In the Acts it is said that while Saul and others were ministering (or, as the Greek text expresses it, sacrificing) to the Lord, and fasting, the Holy Spirit said to them: “Set apart for Me Saul and Barnabas.” St. Paul, in his Epistle to the Hebrews, frequently alludes to the Sacrifice of the Mass. “We have an altar,” he says, “"whereof they cannot eat who serve the tabernacle.”[398] The Apostle here plainly declares that the Christian church has its altars as well as the Jewish synagogue. An altar necessarily supposes a sacrifice, without which it has no meaning. The Apostle also observes that the priesthood of the New Law was substituted for that of the Old Law.[399] Now, the principal office of Priests has always been to offer sacrifice. Priest and sacrifice are as closely identified as judge and court.
St. Paul, after David, calls Jesus “a Priest forever, according to the order of Melchisedech.”[400] He is named a Priest because He offers sacrifice; a Priest forever because His sacrifice is perpetual; according to the order of Melchisedech because He offers up consecrated bread and wine, which were prefigured by the bread and wine offered by “Melchisedech, the Priest of the Most High God.”[401]
Tradition, with its hundred tongues, proclaims the perpetual oblation of the Sacrifice of the Mass, from the time of the Apostles to our own days. If we consult the Fathers of the Church, who have stood like faithful sentinels on the watch-towers of Israel, guarding with a jealous eye the deposit of faith, and who have been the faithful witnesses of [pg 314] their own times and the recorders of the past; if we consult the General Councils, at which were assembled the venerable hierarchy of Christendom, they will all tell us, with one voice, that the Sacrifice of the Mass is the centre of their religion and the acknowledged institution of Jesus Christ.

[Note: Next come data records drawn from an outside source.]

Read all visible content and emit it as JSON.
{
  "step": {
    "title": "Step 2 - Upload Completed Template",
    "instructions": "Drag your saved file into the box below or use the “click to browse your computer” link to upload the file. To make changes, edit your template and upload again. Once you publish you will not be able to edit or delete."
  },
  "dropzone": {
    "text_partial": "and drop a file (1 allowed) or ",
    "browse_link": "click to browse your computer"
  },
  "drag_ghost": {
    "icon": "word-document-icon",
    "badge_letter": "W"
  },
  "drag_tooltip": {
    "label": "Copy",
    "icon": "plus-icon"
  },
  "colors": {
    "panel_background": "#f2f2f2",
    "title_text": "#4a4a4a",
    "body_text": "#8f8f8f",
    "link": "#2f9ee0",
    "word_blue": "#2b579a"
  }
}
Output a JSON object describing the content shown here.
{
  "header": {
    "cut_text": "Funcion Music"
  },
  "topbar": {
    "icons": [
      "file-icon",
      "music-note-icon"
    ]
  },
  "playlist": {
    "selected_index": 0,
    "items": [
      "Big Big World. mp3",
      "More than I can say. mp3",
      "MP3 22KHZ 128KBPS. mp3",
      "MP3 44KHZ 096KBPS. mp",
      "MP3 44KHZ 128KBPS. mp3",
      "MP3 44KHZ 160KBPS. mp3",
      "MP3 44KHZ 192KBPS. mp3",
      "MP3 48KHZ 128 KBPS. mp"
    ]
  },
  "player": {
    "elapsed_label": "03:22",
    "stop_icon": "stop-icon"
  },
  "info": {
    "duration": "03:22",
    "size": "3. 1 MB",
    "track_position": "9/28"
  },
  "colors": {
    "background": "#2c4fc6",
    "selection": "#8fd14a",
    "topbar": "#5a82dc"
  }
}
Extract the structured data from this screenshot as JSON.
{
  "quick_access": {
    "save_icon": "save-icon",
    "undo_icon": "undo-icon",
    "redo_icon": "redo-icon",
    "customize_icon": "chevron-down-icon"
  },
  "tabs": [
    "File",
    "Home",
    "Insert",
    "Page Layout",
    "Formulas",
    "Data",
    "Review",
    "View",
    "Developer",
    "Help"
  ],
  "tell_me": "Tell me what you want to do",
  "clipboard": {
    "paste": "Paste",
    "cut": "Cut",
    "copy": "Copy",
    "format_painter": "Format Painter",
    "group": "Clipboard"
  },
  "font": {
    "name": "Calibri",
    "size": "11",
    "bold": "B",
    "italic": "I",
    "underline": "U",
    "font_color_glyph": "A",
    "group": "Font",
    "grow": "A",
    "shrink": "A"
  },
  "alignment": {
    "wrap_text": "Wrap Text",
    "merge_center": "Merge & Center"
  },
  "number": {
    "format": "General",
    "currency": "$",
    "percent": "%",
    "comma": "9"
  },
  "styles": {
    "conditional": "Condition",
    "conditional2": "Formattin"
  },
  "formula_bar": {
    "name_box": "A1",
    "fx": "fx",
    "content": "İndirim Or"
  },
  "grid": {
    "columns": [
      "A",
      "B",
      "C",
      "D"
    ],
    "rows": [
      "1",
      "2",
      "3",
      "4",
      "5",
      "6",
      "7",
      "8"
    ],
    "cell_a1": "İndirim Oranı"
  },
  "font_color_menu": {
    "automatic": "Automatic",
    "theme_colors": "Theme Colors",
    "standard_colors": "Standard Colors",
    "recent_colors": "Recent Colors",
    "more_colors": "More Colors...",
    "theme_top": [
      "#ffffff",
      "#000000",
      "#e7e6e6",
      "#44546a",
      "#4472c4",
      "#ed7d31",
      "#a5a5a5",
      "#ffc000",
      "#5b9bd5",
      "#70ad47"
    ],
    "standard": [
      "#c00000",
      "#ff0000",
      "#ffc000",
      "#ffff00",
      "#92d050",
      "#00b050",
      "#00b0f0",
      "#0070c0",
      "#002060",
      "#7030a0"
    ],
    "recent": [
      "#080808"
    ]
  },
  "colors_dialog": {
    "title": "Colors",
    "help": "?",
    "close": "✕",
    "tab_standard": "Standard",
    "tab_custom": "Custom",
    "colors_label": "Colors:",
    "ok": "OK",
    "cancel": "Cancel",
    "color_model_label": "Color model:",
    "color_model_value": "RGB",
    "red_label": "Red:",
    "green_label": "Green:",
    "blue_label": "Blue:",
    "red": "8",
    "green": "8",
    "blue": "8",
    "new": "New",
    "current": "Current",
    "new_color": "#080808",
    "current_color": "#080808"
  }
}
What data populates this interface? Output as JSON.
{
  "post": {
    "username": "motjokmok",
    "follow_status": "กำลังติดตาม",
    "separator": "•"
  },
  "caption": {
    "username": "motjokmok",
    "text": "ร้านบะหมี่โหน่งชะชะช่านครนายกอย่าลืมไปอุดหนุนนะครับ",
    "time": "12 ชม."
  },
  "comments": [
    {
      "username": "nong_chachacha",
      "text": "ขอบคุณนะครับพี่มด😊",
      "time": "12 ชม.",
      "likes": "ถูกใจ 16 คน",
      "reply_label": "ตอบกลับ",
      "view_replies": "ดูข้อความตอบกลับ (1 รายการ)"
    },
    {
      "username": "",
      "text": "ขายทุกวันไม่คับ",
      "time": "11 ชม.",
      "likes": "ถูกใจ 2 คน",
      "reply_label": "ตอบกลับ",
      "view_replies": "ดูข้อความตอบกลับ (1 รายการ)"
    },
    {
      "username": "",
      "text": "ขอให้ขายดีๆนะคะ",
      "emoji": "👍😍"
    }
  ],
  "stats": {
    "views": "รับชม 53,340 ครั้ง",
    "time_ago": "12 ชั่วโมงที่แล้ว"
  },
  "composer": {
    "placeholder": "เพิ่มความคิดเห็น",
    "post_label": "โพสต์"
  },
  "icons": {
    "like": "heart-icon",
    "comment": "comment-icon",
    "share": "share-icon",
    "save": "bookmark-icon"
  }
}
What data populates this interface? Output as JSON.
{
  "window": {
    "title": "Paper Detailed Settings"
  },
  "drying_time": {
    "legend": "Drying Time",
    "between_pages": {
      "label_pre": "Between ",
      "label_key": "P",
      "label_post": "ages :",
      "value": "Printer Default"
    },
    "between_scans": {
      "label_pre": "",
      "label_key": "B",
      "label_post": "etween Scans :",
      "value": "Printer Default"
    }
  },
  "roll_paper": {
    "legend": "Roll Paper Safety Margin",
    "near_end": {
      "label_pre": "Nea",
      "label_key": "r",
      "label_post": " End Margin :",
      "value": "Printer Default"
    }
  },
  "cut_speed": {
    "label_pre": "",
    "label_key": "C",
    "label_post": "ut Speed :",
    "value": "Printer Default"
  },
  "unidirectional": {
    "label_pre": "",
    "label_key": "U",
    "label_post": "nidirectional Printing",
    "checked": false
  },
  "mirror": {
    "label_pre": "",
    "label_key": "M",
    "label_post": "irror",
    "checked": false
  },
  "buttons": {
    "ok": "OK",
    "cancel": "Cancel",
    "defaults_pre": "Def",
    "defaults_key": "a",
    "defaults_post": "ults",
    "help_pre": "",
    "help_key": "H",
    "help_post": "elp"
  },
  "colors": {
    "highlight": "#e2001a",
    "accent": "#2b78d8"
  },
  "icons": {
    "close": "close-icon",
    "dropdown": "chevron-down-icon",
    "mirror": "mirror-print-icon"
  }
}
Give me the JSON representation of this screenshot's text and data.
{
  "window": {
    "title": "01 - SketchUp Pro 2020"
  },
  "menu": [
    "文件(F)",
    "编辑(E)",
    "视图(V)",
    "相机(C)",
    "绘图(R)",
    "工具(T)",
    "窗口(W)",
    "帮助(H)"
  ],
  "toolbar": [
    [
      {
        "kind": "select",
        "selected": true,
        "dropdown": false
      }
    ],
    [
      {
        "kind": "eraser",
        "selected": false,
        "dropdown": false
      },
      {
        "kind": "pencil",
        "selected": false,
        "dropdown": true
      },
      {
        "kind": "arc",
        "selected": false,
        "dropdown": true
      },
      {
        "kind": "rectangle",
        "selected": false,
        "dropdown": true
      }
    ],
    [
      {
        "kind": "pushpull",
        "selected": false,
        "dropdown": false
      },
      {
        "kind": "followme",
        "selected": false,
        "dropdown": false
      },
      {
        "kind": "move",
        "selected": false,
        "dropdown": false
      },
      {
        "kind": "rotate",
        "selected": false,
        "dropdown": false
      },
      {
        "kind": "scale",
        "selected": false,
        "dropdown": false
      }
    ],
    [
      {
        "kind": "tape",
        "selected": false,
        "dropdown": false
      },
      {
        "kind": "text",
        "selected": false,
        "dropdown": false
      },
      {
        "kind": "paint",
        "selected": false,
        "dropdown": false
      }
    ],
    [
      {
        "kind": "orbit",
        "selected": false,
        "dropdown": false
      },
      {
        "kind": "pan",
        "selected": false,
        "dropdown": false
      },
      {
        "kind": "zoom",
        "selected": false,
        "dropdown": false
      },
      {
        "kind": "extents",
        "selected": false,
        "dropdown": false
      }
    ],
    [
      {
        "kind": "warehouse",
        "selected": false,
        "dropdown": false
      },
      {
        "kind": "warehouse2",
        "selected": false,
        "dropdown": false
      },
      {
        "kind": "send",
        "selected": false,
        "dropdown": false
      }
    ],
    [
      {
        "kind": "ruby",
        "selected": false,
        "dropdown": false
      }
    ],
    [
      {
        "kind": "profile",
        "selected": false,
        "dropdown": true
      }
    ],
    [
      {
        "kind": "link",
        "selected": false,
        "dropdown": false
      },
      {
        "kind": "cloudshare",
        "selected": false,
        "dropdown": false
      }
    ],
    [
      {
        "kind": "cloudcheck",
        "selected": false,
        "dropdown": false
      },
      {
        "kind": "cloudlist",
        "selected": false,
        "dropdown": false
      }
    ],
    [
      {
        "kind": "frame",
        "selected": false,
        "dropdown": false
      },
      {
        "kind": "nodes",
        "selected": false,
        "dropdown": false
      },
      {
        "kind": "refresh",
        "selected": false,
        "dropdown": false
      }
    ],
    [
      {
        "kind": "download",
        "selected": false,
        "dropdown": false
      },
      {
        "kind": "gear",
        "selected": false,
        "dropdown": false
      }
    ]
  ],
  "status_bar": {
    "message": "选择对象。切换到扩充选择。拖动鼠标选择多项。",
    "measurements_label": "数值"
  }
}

Another remarkable evidence in favor of the Divine institution of the Mass is furnished by the Nestorians and Eutychians, who separated from the Catholic Church in the fifth century, and who still exist in Persia and in other parts of the East, as well as by the Greek schismatics, who severed their connection with the Church in the ninth century. All these sects, as well as the numerous others scattered over the East, retain to this day the oblation of the Mass in their daily service. As these Christian communities have had no communication with the Catholic Church since the period of their separation from her, they could not, of course, have borrowed from her the doctrine of the Eucharistic Sacrifice; consequently they must have received it from the same source from which the Church derived it, viz., from the Apostles themselves.
But of all proofs in favor of the Apostolic origin of the Sacrifice of the Mass, the most striking and the most convincing is found in the Liturgies of the Church. The Liturgy is the established Ritual of the Church. It is the collection of the authorized prayers of divine worship. These prayers are fixed and immovable. Among others we have the Liturgy of Jerusalem, ascribed to the Apostle St. James; the Liturgy of Alexandria, attributed to St. Mark the Evangelist, and the Liturgy of Rome, referred to St. Peter. There are various other Liturgies accredited to the Apostles or to their immediate successors. Now I wish to call [pg 315] your attention to this remarkable fact, that all these Liturgies, though compiled by different persons, at different times, in various places, and in divers languages, contain, without exception, in clear and precise language, the prayers to be said at the celebration of Mass; prayers in substance the same as those found in our prayer books at the Canon of the Mass.
We cannot account for this wonderful uniformity except by supposing that the doctrine respecting the Mass was received by the Apostles from the common fountain of Christianity—Jesus Christ Himself.